Melihat besarnya Beringin sebagai partai pemenang Pileg nomor dua berhasil digergaji, membuat PKS harus hentikan manuvernya mengusung Anies. PKS harus korbankan Anies yang memiliki elektabilitas tertinggi di Jakarta.

PKS dalam Musyawarah Majelis Syuro pada tanggal 9-12 Agustus 2024 memutuskan cabut dukungan untuk Anies dan bergabung KIM plus.
Dan akhirnya bersama 11 partai lainnya PKS turut mendeklarasikan Ridwan Kamil - Suswono (kader PKS) di Hotel Sultan, Jakarta pada tanggal 19 Agustus 2024.

Dengan koalisi besar untuk pilkada Jakarta ini meyakinkan istana tak akan ada lawan karena PDIP tak ada partai lagi yang bisa diajak berkoalisi untuk memenuhi syarat minimal kursi mengusung calon Gubernur Wakil Gubernur.

Munas XI Partai Golkar pun digelar pada 20-21 Agustus 2024. Dugaan bahwa Golkar akan diambil oleh Jokowi atau setidaknya orang kepercayaannya.
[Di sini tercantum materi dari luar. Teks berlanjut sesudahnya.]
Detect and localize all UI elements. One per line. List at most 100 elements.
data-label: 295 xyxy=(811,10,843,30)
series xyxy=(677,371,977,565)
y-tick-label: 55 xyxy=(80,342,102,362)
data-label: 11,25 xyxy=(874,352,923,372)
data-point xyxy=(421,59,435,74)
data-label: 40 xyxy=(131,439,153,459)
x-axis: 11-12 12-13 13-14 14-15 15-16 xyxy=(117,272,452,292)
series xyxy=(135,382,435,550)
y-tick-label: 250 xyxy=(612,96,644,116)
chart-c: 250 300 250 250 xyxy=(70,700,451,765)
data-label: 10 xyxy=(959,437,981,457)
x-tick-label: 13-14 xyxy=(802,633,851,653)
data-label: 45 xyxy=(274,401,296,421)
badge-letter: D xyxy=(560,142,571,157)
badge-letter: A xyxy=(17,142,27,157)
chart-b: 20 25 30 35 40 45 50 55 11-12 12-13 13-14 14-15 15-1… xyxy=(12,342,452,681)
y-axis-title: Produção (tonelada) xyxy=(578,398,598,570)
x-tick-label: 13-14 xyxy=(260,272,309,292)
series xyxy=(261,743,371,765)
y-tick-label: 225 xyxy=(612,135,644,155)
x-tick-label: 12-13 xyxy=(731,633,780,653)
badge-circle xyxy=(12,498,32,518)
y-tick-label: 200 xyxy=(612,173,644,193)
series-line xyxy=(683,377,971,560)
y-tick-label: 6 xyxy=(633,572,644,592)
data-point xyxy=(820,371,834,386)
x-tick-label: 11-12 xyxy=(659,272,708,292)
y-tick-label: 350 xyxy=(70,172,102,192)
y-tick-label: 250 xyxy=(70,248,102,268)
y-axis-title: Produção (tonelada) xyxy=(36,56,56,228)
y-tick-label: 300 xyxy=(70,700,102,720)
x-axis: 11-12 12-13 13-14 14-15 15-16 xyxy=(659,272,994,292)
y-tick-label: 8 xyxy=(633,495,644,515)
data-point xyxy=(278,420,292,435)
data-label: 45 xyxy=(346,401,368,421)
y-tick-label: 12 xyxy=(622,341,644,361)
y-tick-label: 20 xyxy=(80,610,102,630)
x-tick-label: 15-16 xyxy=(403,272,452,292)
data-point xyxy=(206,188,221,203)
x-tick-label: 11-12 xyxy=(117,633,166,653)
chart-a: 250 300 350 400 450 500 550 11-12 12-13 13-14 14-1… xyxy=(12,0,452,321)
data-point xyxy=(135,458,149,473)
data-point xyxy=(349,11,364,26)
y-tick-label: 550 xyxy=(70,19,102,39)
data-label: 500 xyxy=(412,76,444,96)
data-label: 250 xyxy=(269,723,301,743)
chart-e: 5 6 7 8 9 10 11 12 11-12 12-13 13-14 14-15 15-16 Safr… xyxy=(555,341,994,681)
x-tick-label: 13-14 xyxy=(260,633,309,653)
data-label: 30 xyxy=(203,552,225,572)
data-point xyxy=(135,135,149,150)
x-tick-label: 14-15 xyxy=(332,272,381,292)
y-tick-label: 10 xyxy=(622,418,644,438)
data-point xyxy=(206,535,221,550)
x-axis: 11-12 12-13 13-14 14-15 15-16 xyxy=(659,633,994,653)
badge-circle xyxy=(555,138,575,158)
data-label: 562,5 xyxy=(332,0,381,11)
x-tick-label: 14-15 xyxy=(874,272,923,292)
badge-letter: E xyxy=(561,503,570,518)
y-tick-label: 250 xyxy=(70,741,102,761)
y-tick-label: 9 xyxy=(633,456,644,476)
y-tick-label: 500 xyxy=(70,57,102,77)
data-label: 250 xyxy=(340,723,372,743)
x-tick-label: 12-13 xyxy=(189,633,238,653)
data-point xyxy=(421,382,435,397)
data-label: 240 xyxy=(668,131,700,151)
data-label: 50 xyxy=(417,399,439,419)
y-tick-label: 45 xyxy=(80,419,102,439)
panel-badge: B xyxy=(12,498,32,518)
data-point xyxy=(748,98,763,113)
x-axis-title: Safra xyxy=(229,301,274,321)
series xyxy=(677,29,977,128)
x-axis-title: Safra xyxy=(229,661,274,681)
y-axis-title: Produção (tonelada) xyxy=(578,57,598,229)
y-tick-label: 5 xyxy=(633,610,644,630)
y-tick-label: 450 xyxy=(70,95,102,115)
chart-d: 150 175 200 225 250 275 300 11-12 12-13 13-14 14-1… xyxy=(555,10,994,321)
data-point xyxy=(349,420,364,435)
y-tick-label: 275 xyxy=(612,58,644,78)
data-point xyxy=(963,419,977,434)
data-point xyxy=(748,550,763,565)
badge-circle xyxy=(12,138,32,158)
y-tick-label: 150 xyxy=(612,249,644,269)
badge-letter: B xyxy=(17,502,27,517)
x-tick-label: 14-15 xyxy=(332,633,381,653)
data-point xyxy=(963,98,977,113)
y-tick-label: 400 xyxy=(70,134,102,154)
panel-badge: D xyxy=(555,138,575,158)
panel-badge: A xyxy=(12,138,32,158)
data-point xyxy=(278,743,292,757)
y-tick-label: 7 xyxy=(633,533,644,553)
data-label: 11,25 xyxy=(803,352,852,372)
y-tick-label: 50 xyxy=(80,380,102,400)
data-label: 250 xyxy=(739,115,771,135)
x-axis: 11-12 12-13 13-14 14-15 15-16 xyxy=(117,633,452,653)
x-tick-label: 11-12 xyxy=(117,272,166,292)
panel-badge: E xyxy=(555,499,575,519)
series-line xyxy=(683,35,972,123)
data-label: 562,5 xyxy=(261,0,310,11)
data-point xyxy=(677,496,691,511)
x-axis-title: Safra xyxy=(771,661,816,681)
Ditengah gempita Golkar melaksanakan Munas di sebelah gedung DPRRI, pada tanggal 20 Agustus 2024, MK membuat putusan yang mencengangkan. Seakan MK menebus "dosa" kesalahannya atas putusan 90, awal bencana demokrasi. MK seperti berinkarnasi menemukan jati dirinya, kembali membangun kewibawaannya sebagai benteng penjaga konstitusi.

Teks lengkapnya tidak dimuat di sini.